Friday, January 2, 2009

On Promptings: Extension Cords & Sump Pumps

Setting:  Wednesday, church parking lot, heading to Ashley's father's house for the reception.

Mark and I plus a few other willing recruits had done a 15-minute take-down of the wedding paraphernalia in the relief society room--arch, ribbon, flowers, guest book, etc.  As we were driving away, Mark asked if we had the extension cord.  I wasn't sure.  "I'll go check," he said, and I idled the car while he zipped back into the building.  Came back out a minute later with the extension cord in hand.  It had been tucked under the curtain, behind the lighted arch, so it wouldn't show during the ceremony.

"Good job,"  I congratulated him.  We're middle aged after all, and we don't always remember things.  

"It wasn't me," he countered.  That was a prompting from the Holy Ghost.

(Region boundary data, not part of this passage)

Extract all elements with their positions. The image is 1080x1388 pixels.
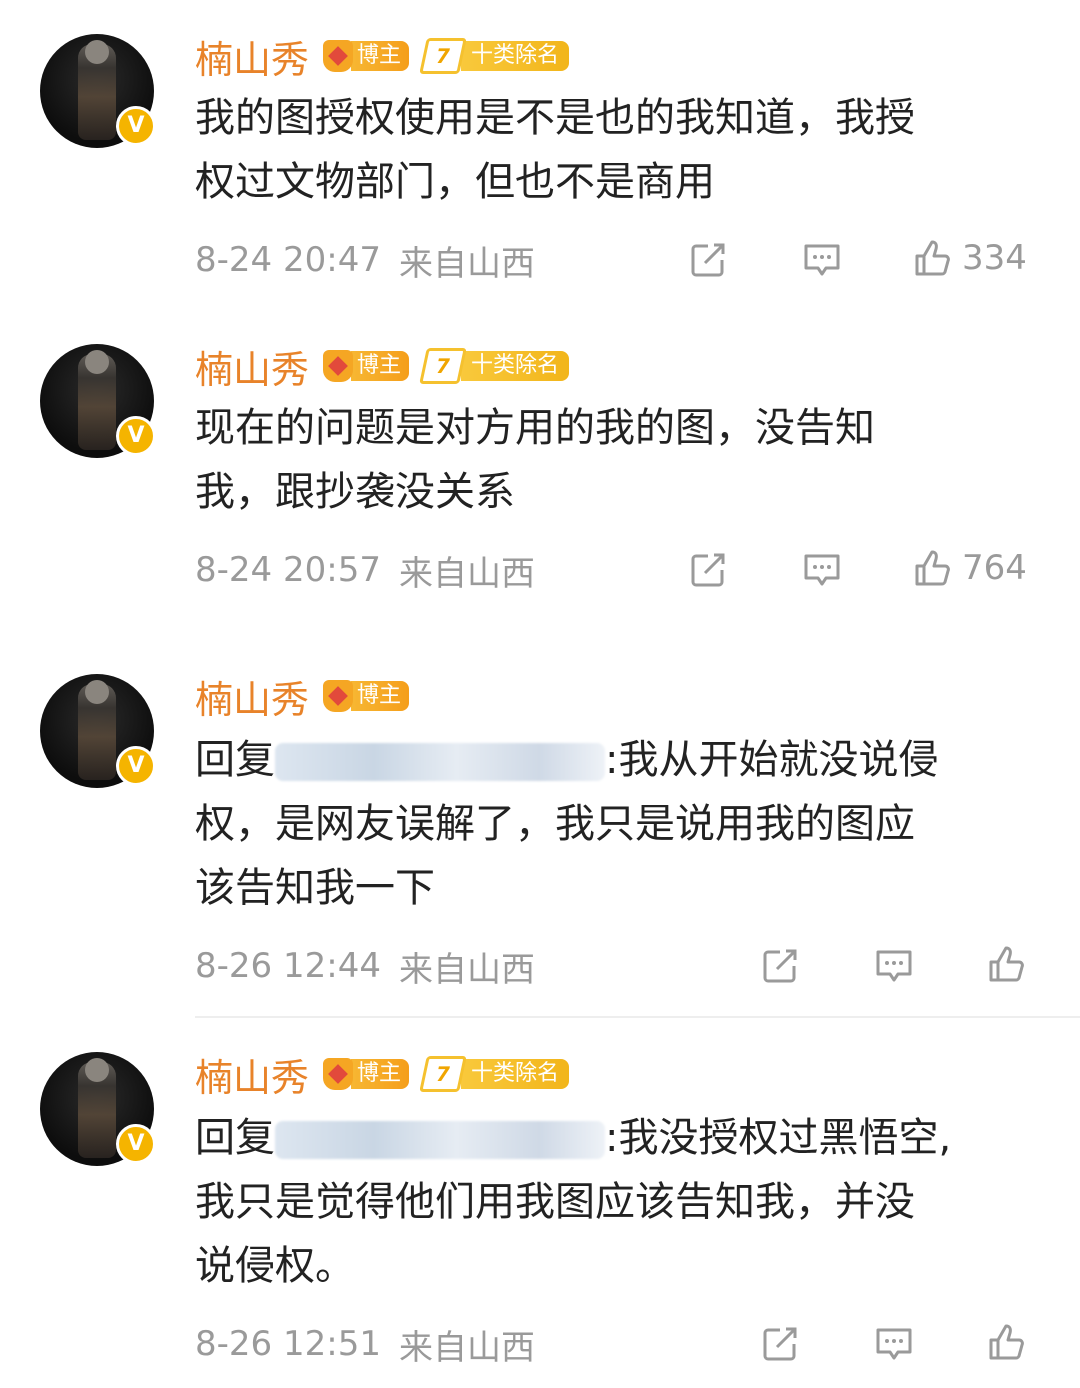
- crown-icon: [323, 40, 354, 72]
- timestamp: 8-24 20:57: [195, 550, 381, 590]
- avatar[interactable]: V: [40, 674, 156, 788]
- comment-text: 回复:我从开始就没说侵 权，是网友误解了，我只是说用我的图应 该告知我一下: [195, 737, 939, 911]
- crown-icon: [323, 1058, 354, 1090]
- blogger-badge: 博主: [323, 348, 410, 384]
- comment-icon[interactable]: [874, 1324, 914, 1364]
- diamond-icon: 7: [419, 38, 467, 74]
- comment-text: 现在的问题是对方用的我的图，没告知 我，跟抄袭没关系: [195, 405, 875, 515]
- avatar[interactable]: V: [40, 34, 156, 148]
- timestamp: 8-24 20:47: [195, 240, 381, 280]
- divider: [195, 1016, 1080, 1018]
- blurred-mention[interactable]: [275, 1121, 605, 1159]
- like-count: 764: [962, 548, 1027, 588]
- diamond-icon: 7: [419, 1056, 467, 1092]
- share-icon[interactable]: [688, 550, 728, 590]
- diamond-icon: 7: [419, 348, 467, 384]
- thumbs-up-icon[interactable]: [912, 238, 952, 278]
- rank-badge: 7 十类除名: [419, 38, 570, 74]
- comment-text: 我的图授权使用是不是也的我知道，我授 权过文物部门，但也不是商用: [195, 95, 915, 205]
- comment-icon[interactable]: [802, 550, 842, 590]
- timestamp: 8-26 12:51: [195, 1324, 381, 1364]
- reply-prefix: 回复: [195, 1115, 275, 1161]
- thumbs-up-icon[interactable]: [986, 944, 1026, 984]
- share-icon[interactable]: [760, 946, 800, 986]
- comment-text: 回复:我没授权过黑悟空, 我只是觉得他们用我图应该告知我，并没 说侵权。: [195, 1115, 952, 1289]
- verified-v-icon: V: [116, 746, 156, 786]
- username[interactable]: 楠山秀: [195, 339, 309, 394]
- crown-icon: [323, 350, 354, 382]
- like-count: 334: [962, 238, 1027, 278]
- timestamp: 8-26 12:44: [195, 946, 381, 986]
- username[interactable]: 楠山秀: [195, 669, 309, 724]
- username[interactable]: 楠山秀: [195, 29, 309, 84]
- share-icon[interactable]: [760, 1324, 800, 1364]
- crown-icon: [323, 680, 354, 712]
- thumbs-up-icon[interactable]: [986, 1322, 1026, 1362]
- location: 来自山西: [398, 243, 535, 284]
- verified-v-icon: V: [116, 1124, 156, 1164]
- blogger-badge: 博主: [323, 38, 410, 74]
- location: 来自山西: [398, 553, 535, 594]
- verified-v-icon: V: [116, 416, 156, 456]
- avatar[interactable]: V: [40, 1052, 156, 1166]
- location: 来自山西: [398, 949, 535, 990]
- username[interactable]: 楠山秀: [195, 1047, 309, 1102]
- reply-prefix: 回复: [195, 737, 275, 783]
- comment-icon[interactable]: [874, 946, 914, 986]
- blogger-badge: 博主: [323, 678, 410, 714]
- comment-icon[interactable]: [802, 240, 842, 280]
- share-icon[interactable]: [688, 240, 728, 280]
- avatar[interactable]: V: [40, 344, 156, 458]
- thumbs-up-icon[interactable]: [912, 548, 952, 588]
- blurred-mention[interactable]: [275, 743, 605, 781]
- rank-badge: 7 十类除名: [419, 348, 570, 384]
- rank-badge: 7 十类除名: [419, 1056, 570, 1092]
- blogger-badge: 博主: [323, 1056, 410, 1092]
- location: 来自山西: [398, 1327, 535, 1368]
- verified-v-icon: V: [116, 106, 156, 146]
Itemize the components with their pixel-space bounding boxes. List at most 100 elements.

"The Holy Ghost cares about our extension cord?"  Something to ponder.

Setting:  last night 10:30 pm, our house, in the midst of an extraordinarily heavy rain storm (3" in 24 hours)

I was sitting in my favorite green rocking chair in the living room, fiddling with this blog on the laptop, and had a clear impression to go check on the basement.  Our house is 99 years old, and the basement leaks during regular rainstorms, so an extraordinarily heavy rainstorm bears watching.  I ignored the prompting for a few minutes, then headed for the basement.  Mark was there ahead of me.

Long story short:  we had a mess on hour hands.  The sump pump was on the verge of overheating, we had water flowing in faster than we'd ever seen it before, and then we discovered that part of the reason we had so much water was that the plumber had neglected to finish plumbing the line from the sump pump when we put in all new plumbing three years ago--a great plumber by the way, except for this one defect, but he was still disinclined to climb out of bed at 10:30 pm and help us with our little crisis.  Like I say, we had a mess on our hands, because the pump was discharging--flushing might be more accurate--five or so gallons of water every 15 seconds! into the crawl space under the kitchen, and from there the water merrily found its way right back into the basement along with the deluge from outdoors.

Mark--my hero--devised a temporary fix consisting of a short pipe, the hose to his shop vac, and lots of duct tape.  Then we adjusted the sump pump to pump the sump every minute instead of every 15 seconds, and then we (finally) went to bed with the alarm set for every hour to see if we were floating away, or if the pump had burned itself out, or...  You know how you lie awake and worry about things like that?  We didn't.  We were exhausted and slept like kittens. Stupid hourly alarm.

Happy ending.  The pump cooled down, the duct tape held, and the waters receded.  Today the rain let up, and Mark went to Home Depot for official-looking plumbing joints, and he is actually--my hero!--fixing the stupid pipe.  

This morning, lying in bed, not wanting to get up, thinking about how both of us were prompted to go to the basement last night at the same time, and how Mark was prompted to check the crawl space, at which point we discovered the magical flushing sump system...

A couple of clear impressions have come to me.  (And let me just insert here that I realize that it's not like our basement issues were the Big News of Portland last night.  While we were dealing with our little drama, several drivers--not injured, thank goodness--were trapped in a huge landslide out on Highway 26 near Mt. Hood, and the road is closed for several days while crews clean up the tons of mess.)  But back to my impressions:

1.  We received these promptings--sump pump/basement last night, extension cord the day before--as blessings because we were faithful enough to show up when we were supposed to clean the church a couple of Saturdays ago.  That was in the middle of a record snowfall for Oregon City, and none of the other helper-types showed up, and then after we cleaned all morning, church got cancelled the next day anyway because there was too much snow.  But God doesn't care.  You show up and do your thing, and then these other little blessings that you didn't even know to ask for get dropped in your lap.

2.  But then again, these promptings are out there all the time.  It's like there's a Holy Ghost Instant Alert plan that anyone can sign up for.  You just have to learn to listen.  And in some weird way, doing things like showing up to clean the church actually help you listen better.  Who knew that God cared about our extension cord and our basement?  Who knew?


Katie Lewis said...

God, apparently. Also, is Vati wearing a backwards baseball cap? How high school-Nate of him.

Anna said...

Sometimes I think that the Spirit doesn't use whispers with me at all---I think he must bellow at the top of his lungs (lungs would be metaphorical here)all the time and it is just my lack of sensitivity that makes it seem like an occasional whisper.